Projekt „Forschungsdialog: System Erde“
Mit dem Projekt „Forschungsdialog: System Erde“ hatte das IPN – Leibniz-Institut für die Pädagogik der Naturwissenschaften und der Mathematik in Kiel zu Beginn der Jahrtausendwende die Situation der Geowissenschaften im deutschen Schulunterricht ermittelt, international aktuelle Ansätze der Vermittlung recherchiert, diese im Hinblick auf die Anforderungen an deutschen Schulunterricht analysiert, Lehr-Lernforschung betrieben und schließlich eine Konzeption mit entsprechenden Unterrichtsmaterialien vorgelegt. Dies geschah zusammen mit geowissenschaftlichen Einrichtungen aus dem gesamten Bundesgebiet, Verantwortlichen in den Bildungsministerien, den Fachdidaktiken und Lehrkräften der Biologie, Chemie, Geographie und Physik. 11 Unterrichtsmodule für fachübergreifenden und fächerverbindenden Unterricht und die interaktive CD-ROM „Forschungsdialog: System Erde – Unterrichtsmaterialien für die Sekundarstufe II“ entstanden und wurden Anfang 2006 bundesweit an alle Schulen mit Sekundarstufen II versendet. Die CD-ROM enthält alle Sachinformationen als Hypertexte verlinkt und mit Schlüsselwörten versehen sowie ergänzende Simulationen und Interaktionen. Alle Module stehen als PDF-Files im Archiv des IPN zur Verfügung (https://archiv.ipn.uni-kiel.de/System_Erde/materialien_Sek2_2.html). Für die Grundschulen entstand das Sachbuch „Unsere Erde für Kinder, die die Welt verstehen wollen“, dass 2005 beim Kallmeyer Verlag erschien, ebenfalls mit begleitenden Unterrichtsmaterialien.
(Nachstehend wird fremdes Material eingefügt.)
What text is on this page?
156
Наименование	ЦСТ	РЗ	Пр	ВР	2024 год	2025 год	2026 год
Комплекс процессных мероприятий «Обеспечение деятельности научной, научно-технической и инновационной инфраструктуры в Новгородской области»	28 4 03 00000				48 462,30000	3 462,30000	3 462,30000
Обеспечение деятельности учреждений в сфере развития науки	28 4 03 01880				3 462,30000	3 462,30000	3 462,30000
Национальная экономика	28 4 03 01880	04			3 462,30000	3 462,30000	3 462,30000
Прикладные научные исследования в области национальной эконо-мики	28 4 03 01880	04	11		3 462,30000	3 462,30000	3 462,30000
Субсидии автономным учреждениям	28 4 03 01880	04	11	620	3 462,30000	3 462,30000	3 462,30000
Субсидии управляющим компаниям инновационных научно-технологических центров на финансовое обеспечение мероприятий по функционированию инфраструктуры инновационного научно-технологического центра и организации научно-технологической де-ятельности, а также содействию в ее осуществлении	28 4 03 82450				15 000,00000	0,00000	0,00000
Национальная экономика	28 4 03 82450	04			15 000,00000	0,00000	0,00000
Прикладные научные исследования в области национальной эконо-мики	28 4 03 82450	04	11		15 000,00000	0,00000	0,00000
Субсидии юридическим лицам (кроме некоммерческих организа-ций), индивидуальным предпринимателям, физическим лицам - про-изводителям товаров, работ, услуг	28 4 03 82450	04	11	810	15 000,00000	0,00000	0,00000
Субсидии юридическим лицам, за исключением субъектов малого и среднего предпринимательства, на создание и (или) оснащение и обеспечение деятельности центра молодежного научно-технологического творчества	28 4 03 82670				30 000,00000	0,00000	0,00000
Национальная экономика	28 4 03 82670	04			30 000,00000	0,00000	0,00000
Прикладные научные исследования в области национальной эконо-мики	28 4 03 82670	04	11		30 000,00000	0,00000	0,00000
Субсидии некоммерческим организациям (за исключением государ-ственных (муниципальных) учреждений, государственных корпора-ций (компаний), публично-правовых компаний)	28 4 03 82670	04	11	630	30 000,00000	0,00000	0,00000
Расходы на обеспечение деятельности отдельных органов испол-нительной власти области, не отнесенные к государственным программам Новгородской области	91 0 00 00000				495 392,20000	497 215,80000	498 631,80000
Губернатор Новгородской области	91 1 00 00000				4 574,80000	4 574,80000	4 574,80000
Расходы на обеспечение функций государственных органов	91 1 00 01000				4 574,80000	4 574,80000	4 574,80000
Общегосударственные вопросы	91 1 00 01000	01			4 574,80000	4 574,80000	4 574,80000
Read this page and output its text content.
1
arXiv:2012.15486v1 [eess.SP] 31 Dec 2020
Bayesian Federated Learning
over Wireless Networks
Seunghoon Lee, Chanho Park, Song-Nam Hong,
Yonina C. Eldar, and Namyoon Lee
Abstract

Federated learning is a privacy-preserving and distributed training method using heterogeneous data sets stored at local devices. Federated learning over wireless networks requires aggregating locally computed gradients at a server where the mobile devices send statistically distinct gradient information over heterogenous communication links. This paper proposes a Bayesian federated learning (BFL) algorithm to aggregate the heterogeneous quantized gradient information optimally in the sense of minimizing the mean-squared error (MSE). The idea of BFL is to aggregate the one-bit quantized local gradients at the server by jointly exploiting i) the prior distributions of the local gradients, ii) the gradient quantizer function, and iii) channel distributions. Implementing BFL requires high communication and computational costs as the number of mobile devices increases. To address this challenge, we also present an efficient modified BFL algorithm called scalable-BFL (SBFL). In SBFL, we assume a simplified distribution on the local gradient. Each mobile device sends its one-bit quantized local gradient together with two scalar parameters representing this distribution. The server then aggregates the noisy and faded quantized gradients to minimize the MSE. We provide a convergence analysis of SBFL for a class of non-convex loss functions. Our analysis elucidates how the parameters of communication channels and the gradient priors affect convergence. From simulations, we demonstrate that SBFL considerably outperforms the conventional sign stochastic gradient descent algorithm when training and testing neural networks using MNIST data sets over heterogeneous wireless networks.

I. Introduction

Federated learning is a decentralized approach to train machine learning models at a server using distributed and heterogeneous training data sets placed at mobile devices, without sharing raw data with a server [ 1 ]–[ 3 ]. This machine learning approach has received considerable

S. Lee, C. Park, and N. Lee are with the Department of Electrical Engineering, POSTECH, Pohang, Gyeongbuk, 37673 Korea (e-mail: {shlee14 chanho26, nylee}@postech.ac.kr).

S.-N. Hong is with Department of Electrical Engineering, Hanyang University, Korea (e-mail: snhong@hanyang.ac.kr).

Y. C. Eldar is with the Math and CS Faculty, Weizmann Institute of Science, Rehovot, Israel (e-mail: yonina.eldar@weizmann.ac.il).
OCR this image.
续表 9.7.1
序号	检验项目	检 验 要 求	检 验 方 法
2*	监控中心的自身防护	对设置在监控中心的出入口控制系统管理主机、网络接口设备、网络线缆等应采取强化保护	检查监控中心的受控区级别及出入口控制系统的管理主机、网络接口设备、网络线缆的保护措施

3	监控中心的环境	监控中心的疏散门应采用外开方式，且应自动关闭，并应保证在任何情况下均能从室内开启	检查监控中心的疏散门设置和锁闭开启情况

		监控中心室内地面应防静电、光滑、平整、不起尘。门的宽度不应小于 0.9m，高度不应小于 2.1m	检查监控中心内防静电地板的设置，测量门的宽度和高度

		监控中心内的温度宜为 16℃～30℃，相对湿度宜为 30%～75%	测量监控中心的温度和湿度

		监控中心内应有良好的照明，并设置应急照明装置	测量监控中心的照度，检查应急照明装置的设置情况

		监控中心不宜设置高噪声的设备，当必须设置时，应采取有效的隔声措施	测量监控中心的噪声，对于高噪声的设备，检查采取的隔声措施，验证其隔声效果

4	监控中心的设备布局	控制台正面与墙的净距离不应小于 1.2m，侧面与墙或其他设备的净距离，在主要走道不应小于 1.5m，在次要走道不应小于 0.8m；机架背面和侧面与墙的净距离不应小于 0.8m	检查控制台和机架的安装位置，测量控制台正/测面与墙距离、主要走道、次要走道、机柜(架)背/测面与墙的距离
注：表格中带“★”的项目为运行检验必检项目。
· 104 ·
Der dem „Forschungsdialog: System Erde“ zugrundeliegende didaktische Ansatz, insbesondere die Vernetzung naturwissenschaftlicher einzelfachlicher Perspektiven mittels Systemkonzept, ist bis heute aktuell und eignet sich in reduzierter Form auch für den interdisziplinären Unterricht in der Sekundarstufe I.